Tupac Shakur’s friend Treach remembers their ‘fight’ in landmark movie ‘Juice’
(Credit: Press)

Old School Archives

Tupac Shakur's friend Treach remembers their 'fight' in landmark movie 'Juice'

Tupac Shakur may well be one of the most gifted rapper’s music has ever known, but he is also a classically trained Shakespearean actor. It’s a little known fact that becomes wholly more believable once you’ve seen his starring role in Juice, which celebrated its 30th anniversary this month.

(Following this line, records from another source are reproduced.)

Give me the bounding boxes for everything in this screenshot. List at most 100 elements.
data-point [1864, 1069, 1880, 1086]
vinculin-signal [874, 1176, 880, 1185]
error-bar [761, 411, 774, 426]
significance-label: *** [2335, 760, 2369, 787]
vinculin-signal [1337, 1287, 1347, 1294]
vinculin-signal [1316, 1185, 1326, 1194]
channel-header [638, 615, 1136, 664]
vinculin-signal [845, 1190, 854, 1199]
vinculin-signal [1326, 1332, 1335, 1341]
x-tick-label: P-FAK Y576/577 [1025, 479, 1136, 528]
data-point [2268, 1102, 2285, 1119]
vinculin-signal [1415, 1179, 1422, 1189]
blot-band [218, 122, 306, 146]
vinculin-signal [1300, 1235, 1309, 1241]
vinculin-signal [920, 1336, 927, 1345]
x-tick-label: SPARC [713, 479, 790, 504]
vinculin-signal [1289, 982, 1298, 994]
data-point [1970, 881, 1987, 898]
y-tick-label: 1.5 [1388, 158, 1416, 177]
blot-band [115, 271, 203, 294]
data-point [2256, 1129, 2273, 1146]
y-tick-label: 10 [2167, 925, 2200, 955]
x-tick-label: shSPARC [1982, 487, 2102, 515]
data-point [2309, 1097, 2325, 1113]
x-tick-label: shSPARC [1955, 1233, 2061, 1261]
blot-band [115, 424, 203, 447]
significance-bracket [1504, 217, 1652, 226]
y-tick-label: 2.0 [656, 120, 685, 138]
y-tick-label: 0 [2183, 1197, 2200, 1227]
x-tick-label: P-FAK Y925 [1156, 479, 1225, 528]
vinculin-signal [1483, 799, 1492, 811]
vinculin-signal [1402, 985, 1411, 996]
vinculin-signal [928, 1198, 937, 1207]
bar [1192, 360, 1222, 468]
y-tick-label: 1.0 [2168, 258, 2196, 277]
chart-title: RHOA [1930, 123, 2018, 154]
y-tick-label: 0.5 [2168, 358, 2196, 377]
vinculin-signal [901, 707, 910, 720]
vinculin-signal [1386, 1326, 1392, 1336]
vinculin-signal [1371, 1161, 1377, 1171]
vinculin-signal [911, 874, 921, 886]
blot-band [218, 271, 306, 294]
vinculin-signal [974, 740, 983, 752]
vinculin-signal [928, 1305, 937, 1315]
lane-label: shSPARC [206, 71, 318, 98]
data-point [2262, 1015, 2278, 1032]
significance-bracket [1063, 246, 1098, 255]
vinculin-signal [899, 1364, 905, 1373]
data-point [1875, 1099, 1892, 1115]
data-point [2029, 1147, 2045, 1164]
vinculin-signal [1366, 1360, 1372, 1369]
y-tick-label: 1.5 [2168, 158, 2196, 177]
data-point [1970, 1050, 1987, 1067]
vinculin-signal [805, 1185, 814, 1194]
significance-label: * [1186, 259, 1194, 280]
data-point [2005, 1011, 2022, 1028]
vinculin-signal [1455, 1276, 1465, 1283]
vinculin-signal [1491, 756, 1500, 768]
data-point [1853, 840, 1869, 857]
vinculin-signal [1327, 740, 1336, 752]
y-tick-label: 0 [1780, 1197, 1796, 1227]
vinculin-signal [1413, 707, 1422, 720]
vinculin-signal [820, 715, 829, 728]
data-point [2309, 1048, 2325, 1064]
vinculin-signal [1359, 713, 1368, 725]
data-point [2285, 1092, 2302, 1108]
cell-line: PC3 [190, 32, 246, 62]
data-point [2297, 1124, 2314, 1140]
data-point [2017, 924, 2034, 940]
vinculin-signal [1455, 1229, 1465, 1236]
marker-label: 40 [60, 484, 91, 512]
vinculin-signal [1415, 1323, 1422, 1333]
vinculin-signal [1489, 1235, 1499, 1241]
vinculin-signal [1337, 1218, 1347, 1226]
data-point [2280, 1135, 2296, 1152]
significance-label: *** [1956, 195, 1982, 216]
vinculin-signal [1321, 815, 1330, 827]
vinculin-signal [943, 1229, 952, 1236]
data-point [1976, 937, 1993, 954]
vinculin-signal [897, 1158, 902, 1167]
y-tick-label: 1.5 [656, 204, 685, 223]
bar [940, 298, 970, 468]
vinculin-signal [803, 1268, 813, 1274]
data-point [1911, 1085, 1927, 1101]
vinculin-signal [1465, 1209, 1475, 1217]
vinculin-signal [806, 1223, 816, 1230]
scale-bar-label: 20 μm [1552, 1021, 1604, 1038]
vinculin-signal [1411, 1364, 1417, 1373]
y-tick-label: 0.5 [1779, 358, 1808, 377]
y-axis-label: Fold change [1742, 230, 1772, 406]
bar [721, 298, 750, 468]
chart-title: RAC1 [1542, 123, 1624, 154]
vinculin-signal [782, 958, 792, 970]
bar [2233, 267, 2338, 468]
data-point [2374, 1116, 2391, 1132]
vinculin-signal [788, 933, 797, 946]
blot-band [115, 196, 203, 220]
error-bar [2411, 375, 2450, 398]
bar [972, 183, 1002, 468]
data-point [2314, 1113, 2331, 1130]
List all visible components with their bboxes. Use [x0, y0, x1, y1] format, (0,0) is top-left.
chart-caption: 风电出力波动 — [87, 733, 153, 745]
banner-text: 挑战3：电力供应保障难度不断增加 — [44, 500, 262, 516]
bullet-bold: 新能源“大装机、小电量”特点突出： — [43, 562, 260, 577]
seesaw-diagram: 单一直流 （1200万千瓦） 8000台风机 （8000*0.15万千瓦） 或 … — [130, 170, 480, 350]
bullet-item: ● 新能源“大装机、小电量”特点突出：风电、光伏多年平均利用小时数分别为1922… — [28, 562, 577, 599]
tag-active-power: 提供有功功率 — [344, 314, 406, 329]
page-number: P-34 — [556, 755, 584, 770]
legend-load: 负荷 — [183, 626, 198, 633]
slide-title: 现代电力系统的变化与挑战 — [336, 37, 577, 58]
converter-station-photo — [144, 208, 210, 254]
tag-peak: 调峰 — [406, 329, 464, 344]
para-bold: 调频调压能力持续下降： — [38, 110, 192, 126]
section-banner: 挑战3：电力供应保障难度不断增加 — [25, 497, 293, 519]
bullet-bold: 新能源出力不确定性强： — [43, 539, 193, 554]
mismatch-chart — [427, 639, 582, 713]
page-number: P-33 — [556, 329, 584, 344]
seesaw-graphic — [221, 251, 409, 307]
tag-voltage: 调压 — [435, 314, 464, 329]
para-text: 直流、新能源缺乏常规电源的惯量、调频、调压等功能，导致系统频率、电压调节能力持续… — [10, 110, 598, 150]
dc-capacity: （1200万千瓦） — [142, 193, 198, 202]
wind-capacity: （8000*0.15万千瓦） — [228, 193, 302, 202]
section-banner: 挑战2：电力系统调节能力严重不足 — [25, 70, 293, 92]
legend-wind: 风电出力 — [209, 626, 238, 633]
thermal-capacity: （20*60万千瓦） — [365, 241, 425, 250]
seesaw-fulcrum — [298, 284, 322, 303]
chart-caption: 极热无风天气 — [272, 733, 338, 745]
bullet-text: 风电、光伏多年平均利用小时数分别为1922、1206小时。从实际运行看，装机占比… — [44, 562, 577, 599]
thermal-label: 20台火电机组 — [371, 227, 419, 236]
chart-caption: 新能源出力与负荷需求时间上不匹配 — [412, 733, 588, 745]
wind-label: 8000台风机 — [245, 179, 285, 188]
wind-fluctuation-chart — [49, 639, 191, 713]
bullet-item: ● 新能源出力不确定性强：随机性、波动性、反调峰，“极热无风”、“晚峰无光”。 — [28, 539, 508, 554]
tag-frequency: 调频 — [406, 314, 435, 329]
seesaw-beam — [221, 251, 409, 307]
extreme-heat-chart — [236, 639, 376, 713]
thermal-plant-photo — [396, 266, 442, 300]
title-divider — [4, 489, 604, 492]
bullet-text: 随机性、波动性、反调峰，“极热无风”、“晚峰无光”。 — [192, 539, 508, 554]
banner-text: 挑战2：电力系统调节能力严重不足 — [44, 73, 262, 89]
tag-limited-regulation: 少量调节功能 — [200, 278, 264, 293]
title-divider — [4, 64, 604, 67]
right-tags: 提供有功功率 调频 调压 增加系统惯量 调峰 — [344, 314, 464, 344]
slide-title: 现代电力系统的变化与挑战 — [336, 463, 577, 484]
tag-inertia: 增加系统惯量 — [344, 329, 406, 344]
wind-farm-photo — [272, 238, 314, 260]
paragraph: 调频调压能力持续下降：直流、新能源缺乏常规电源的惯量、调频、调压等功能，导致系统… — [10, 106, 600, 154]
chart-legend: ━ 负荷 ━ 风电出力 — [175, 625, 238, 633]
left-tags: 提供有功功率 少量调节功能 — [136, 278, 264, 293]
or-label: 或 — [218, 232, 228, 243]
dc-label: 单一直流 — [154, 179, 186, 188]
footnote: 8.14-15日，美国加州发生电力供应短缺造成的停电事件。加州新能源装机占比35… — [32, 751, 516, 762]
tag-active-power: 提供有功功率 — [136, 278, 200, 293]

Released in 1992, the crime thriller puts Tupac as Bishop in the Ernest Dickerson-directed film as a group of friends go on a crime spree through Harlem, New York. While a few of the scenes are a little hacky, the film remains a startling reminder of Tupac’s star power.

With a budget of just $100,000, it has since gone on to amass over $20 million, likely down to Tupac’s performance and the iconography attached to it. But while it would be easy to assume that it is the rapper’s unique standing within pop culture that has drawn so many admirers to the feature, the truth is that Pac deliver a showstopping performance. Now, his friend and Naughty By Nature player Treach has shared a candid story from the set of the film.

The story comes from Treach’s interview with Hip Hop DX and sees the music-maker and consummate actor share his tale from the set of the landmark film. Treach recalls being a part of one pivotal scene in the film when Pac’s Bishop is surrounded by a Puerto Rican gang and a confrontation ensues. But it’s not the gang leader Radames that lays hands on Bishop but one of Tupac’s close friends, Treach.

“When you see the movie, you know who I am,” he says. “You’re going to know me because I’m the only dark-skinned guy in the Puerto Rican gang. When you see that you going to be like, ‘Why is this black dude over here?’ No, I said for the movie sake, I was Dominican. It was Uptown. It was actually one part with me and 2Pac when I yanked him up and grabbed him. And it was so funny, he had to hold his smile in.

“Because he looking like, ‘My homie grabbing me? This is so unlike him.’ But he’s a great actor, so he held it until they said cut. And then all of us fell on the ground.” It’s a telling reminder of not only the talent that Tupac had at his disposal but genuine humanity too.